The myths and reality behind the state of Israel and the Israeli-Palestinian conflict—from “the most eloquent writer on Palestinian history” (New Statesman)
In this groundbreaking book, published on the fiftieth anniversary of the Occupation, the outspoken Israeli historian Ilan Pappe examines the most contested ideas concerning the origins and identity of the contemporary state of Israel.
The “ten myths” that Pappe explores—repeated endlessly in the media, enforced by the military, accepted without question by the world’s governments—reinforce the regional status quo. He explores the claim that Palestine was an empty land at the time of the Balfour Declaration, as well as the formation of Zionism and its role in the early decades of nation-building.
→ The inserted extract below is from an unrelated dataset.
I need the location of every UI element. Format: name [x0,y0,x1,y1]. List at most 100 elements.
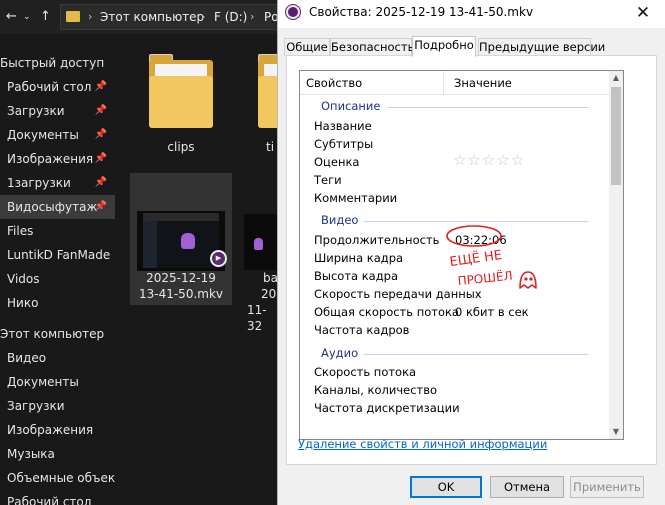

He asks whether the Palestinians voluntarily left their homeland in 1948 and whether June 1967 was a war of “no choice.” Turning to the myths surrounding the failures of the Camp David Accords and the official reasons for the attacks on Gaza, Pappe explains why the two-state solution is no longer viable.
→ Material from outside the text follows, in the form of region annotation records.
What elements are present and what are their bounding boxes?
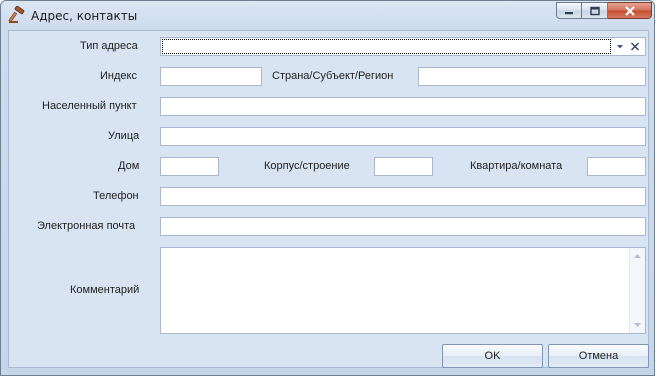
street-field[interactable] [160, 127, 646, 146]
locality-label: Населенный пункт [42, 100, 137, 112]
street-label: Улица [108, 130, 140, 142]
house-label: Дом [118, 160, 140, 172]
dialog-window: Адрес, контакты Тип адреса Индекс Страна… [0, 0, 655, 376]
comment-label: Комментарий [70, 284, 140, 296]
building-field[interactable] [374, 157, 433, 176]
minimize-button[interactable] [556, 2, 582, 19]
email-label: Электронная почта [37, 220, 136, 232]
ok-button[interactable]: OK [442, 344, 543, 368]
index-field[interactable] [160, 67, 262, 86]
address-type-combobox[interactable] [160, 37, 646, 56]
close-icon [624, 5, 635, 16]
form-area: Тип адреса Индекс Страна/Субъект/Регион … [8, 30, 649, 368]
index-label: Индекс [100, 70, 137, 82]
cancel-button[interactable]: Отмена [548, 344, 649, 368]
apartment-label: Квартира/комната [470, 160, 563, 172]
comment-scrollbar[interactable] [629, 248, 645, 333]
address-type-value [162, 39, 611, 54]
address-type-label: Тип адреса [80, 40, 138, 52]
scroll-up-icon [634, 254, 641, 258]
maximize-button[interactable] [582, 2, 608, 19]
phone-field[interactable] [160, 187, 646, 206]
caption-buttons [556, 2, 652, 20]
close-button[interactable] [608, 2, 652, 19]
chevron-down-icon[interactable] [614, 39, 626, 54]
clear-icon[interactable] [628, 39, 642, 54]
locality-field[interactable] [160, 97, 646, 116]
comment-textarea[interactable] [160, 247, 646, 334]
building-label: Корпус/строение [264, 160, 350, 172]
gavel-icon [8, 5, 26, 24]
phone-label: Телефон [93, 190, 139, 202]
title-bar[interactable]: Адрес, контакты [1, 1, 656, 29]
maximize-icon [589, 6, 600, 15]
email-field[interactable] [160, 217, 646, 236]
scroll-down-icon [634, 323, 641, 327]
minimize-icon [565, 11, 573, 14]
country-region-label: Страна/Субъект/Регион [272, 70, 394, 82]
house-field[interactable] [160, 157, 219, 176]
window-title: Адрес, контакты [31, 9, 138, 23]
apartment-field[interactable] [587, 157, 646, 176]
country-region-field[interactable] [418, 67, 646, 86]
"Ilan Pappe is Israel’s bravest, most principled, most incisive historian." John Pilger
"One of the most prominent Israeli political dissidents living in exile … He is also one of the few Israeli students of the conflict who write about the Palestinian side with real knowledge and empathy."
About the author
Ilan Pappe was born and raised in Israel. Pappe is an Israeli historian and social activist having done his PhD at Oxford University. He is a professor with the College of Social Sciences and International Studies at the University of Exeter, director of the university's European Centre for Palestine Studies, and co-director of the Exeter Centre for Ethno-Political Studies.